Facilitated PCI for STEMI or the administration of pharmacological substances before primary PCI, have been found not to offer clinical benefits over primary PCI, and in fact resulted in increased bleeding complications [13-14]. More than 2,400 patients with STEMI were randomized to 3 groups; early treatment with abciximab plus half dose reteplase (combination facilitated PCI, abciximab alone (abciximab-facilitated PCI, and abciximab administered immediately before the procedure (primary PCI) by the FINESSE investigators. There was no improvement in clinical outcomes either with combination facilitated PCI or abciximab facilitated PCI compared to primary PCI [15]. A couple of years later a randomized study using high bolus dose (HBD) of tirofiban used early in the ambulance concluded that clinical outcomes were improved with HBD tirofiban in STEMI patients with a trend toward reduced mortality [16].

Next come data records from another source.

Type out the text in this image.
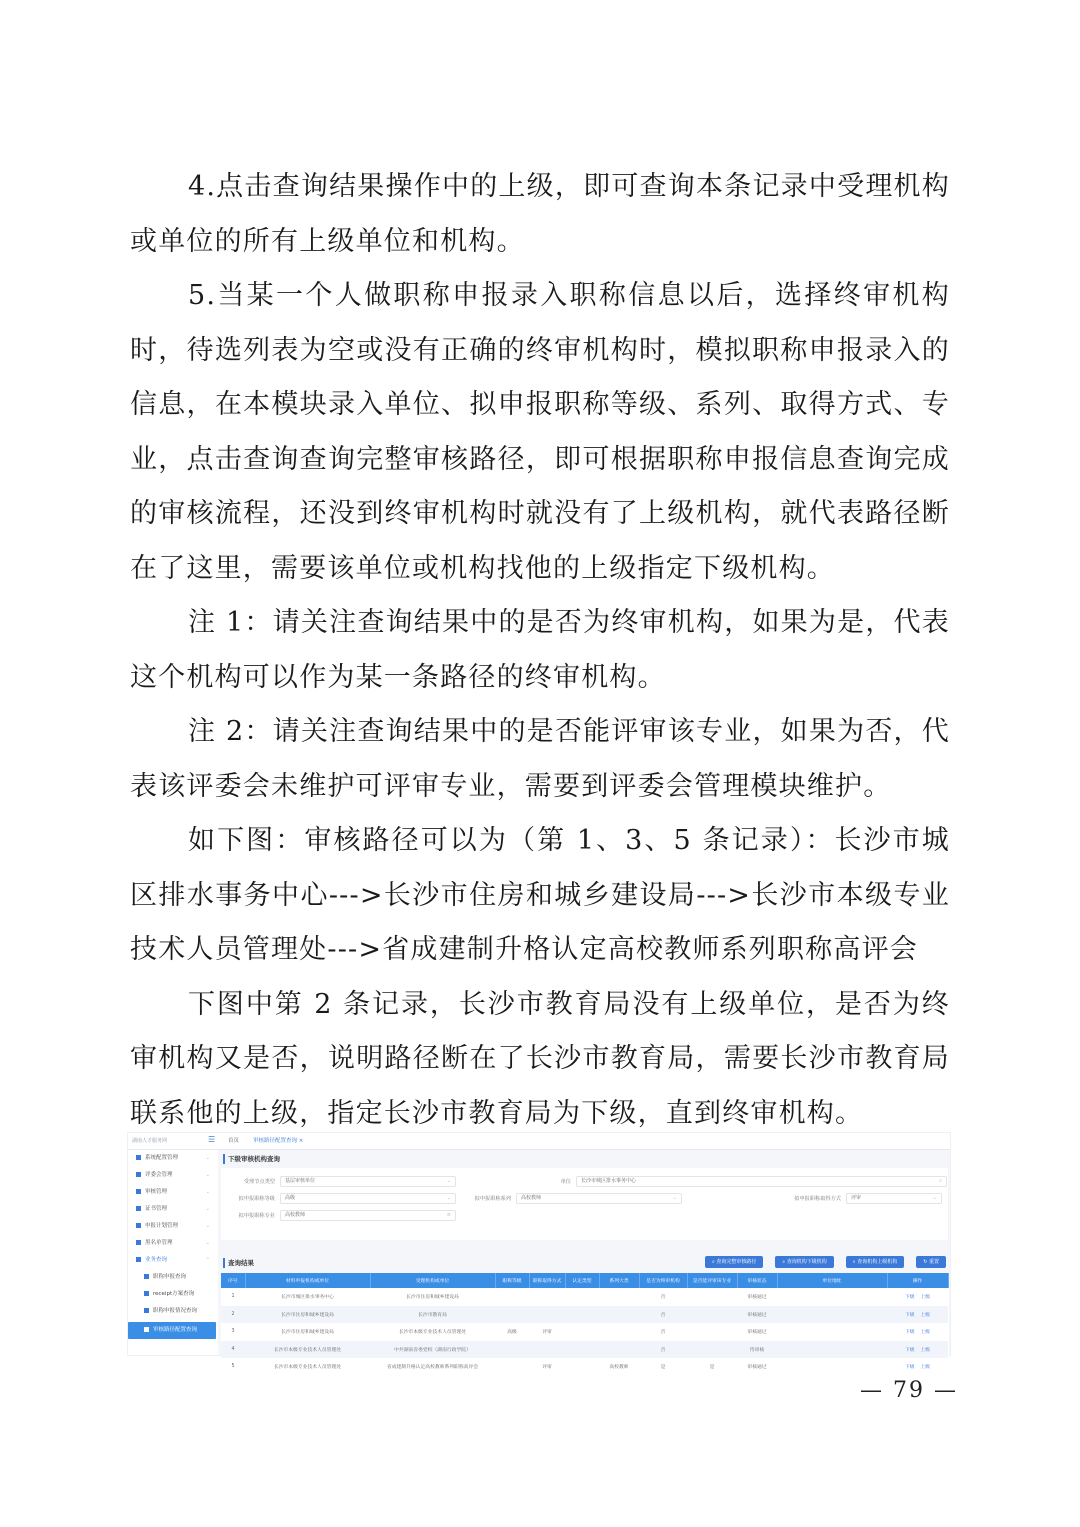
4.点击查询结果操作中的上级，即可查询本条记录中受理机构或单位的所有上级单位和机构。

5.当某一个人做职称申报录入职称信息以后，选择终审机构时，待选列表为空或没有正确的终审机构时，模拟职称申报录入的信息，在本模块录入单位、拟申报职称等级、系列、取得方式、专业，点击查询查询完整审核路径，即可根据职称申报信息查询完成的审核流程，还没到终审机构时就没有了上级机构，就代表路径断在了这里，需要该单位或机构找他的上级指定下级机构。

注 1：请关注查询结果中的是否为终审机构，如果为是，代表这个机构可以作为某一条路径的终审机构。

注 2：请关注查询结果中的是否能评审该专业，如果为否，代表该评委会未维护可评审专业，需要到评委会管理模块维护。

如下图：审核路径可以为（第 1、3、5 条记录）：长沙市城区排水事务中心--->长沙市住房和城乡建设局--->长沙市本级专业技术人员管理处--->省成建制升格认定高校教师系列职称高评会

下图中第 2 条记录，长沙市教育局没有上级单位，是否为终审机构又是否，说明路径断在了长沙市教育局，需要长沙市教育局联系他的上级，指定长沙市教育局为下级，直到终审机构。

湖南人才服务网	☰ 首页	审核路径配置查询 ×
系统配置管理	⌄
评委会管理	⌄
审核管理	⌄
证书管理	⌄
申报计划管理	⌄
黑名单管理	⌄
业务查询	⌃
职称申报查询
receipt方案查询
职称申报情况查询
审核路径配置查询
下级审核机构查询
受理节点类型	基层审核单位	⌄	单位	长沙市城区排水事务中心	⌕
拟申报职称等级	高级	⌄	拟申报职称系列	高校教师	⌄	拟申报职称取得方式	评审	⌄
拟申报职称专业	高校教师	≡
查询结果	⌕ 查询完整审核路径	⌕ 查询机构下级机构	⌕ 查询机构上级机构	↻ 重置
序号	材料申报机构或单位	受理机构或单位	职称等级	职称取得方式	认定类型	系列大类	是否为终审机构	是否能评审该专业	审核状态	单位地址	操作
1	长沙市城区排水事务中心	长沙市住房和城乡建设局					否		审核通过		下级 上级
2	长沙市住房和城乡建设局	长沙市教育局					否		审核通过		下级 上级
3	长沙市住房和城乡建设局	长沙市本级专业技术人员管理处	高级	评审			否		审核通过		下级 上级
4	长沙市本级专业技术人员管理处	中共湖南省委党校（湖南行政学院）					否		待审核		下级 上级
5	长沙市本级专业技术人员管理处	省成建制升格认定高校教师系列职称高评会		评审		高校教师	是	是	审核通过		下级 上级
— 79 —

The introduction of new ant-platelet agents such as prasugrel and ticagrelor having quicker onset and more powerful anti-platelet effects than clopidrogel may challenge the use of GPI’s in STEMI. Both new agents have shown lower clinical events including stent thrombosis than clopidrogel. In the TRITON -TIMI 38 (Trial to Assess Improvement in Therapeutic Outcomes by Optimizing Platelet Inhibition with Prasugrel- Thrombolysis in Myocardial Infarction 38) operators used GPI’s in 60% of patients, while in the PLATO trial with ticagrelor 40% of patients were administered a GPI. There was however little clinical improvement with the addition of a GPI to prasugrel in the TRITON study, and nor was there excess bleeding [17-19].
There is however little or no randomized data on safety and efficacy of GP IIb/IIIa inhibitors (GPI) in patients with LM disease in the setting of acute coronary syndrome, particularly patients presenting with NSTEACS. The patient presented in this case report presented with on- going severe chest but without classic ST- segment elevation in his ECG. His cardiac enzymes were substantially raised and should ideally be placed somewhere in between STEMI and NSTEACS. Multiple thrombi developed in his LAD artery soon after TAP of distal LM stenosis involving Ostia of LAD and LCX arteries, despite prior administration of 7,500 units of unfractionated heparin, oral intake of 325 mg aspirin and 60 mg prasugrel. This was successfully managed with intra- coronary high bolus injection of tirofiban, without in this case the need for catheter thrombus extraction. There is need for randomized trials to assess the timing, safety and efficacy of GPI’s in patients with LM disease presenting with acute coronary syndrome, who have received the prasugrel or ticagrelor. This case report suggests the added value in the catheterization laboratory of GP IIb/ IIIa inhibitors in patients who have been administered the newer more potent rapid onset anti -platelet agents.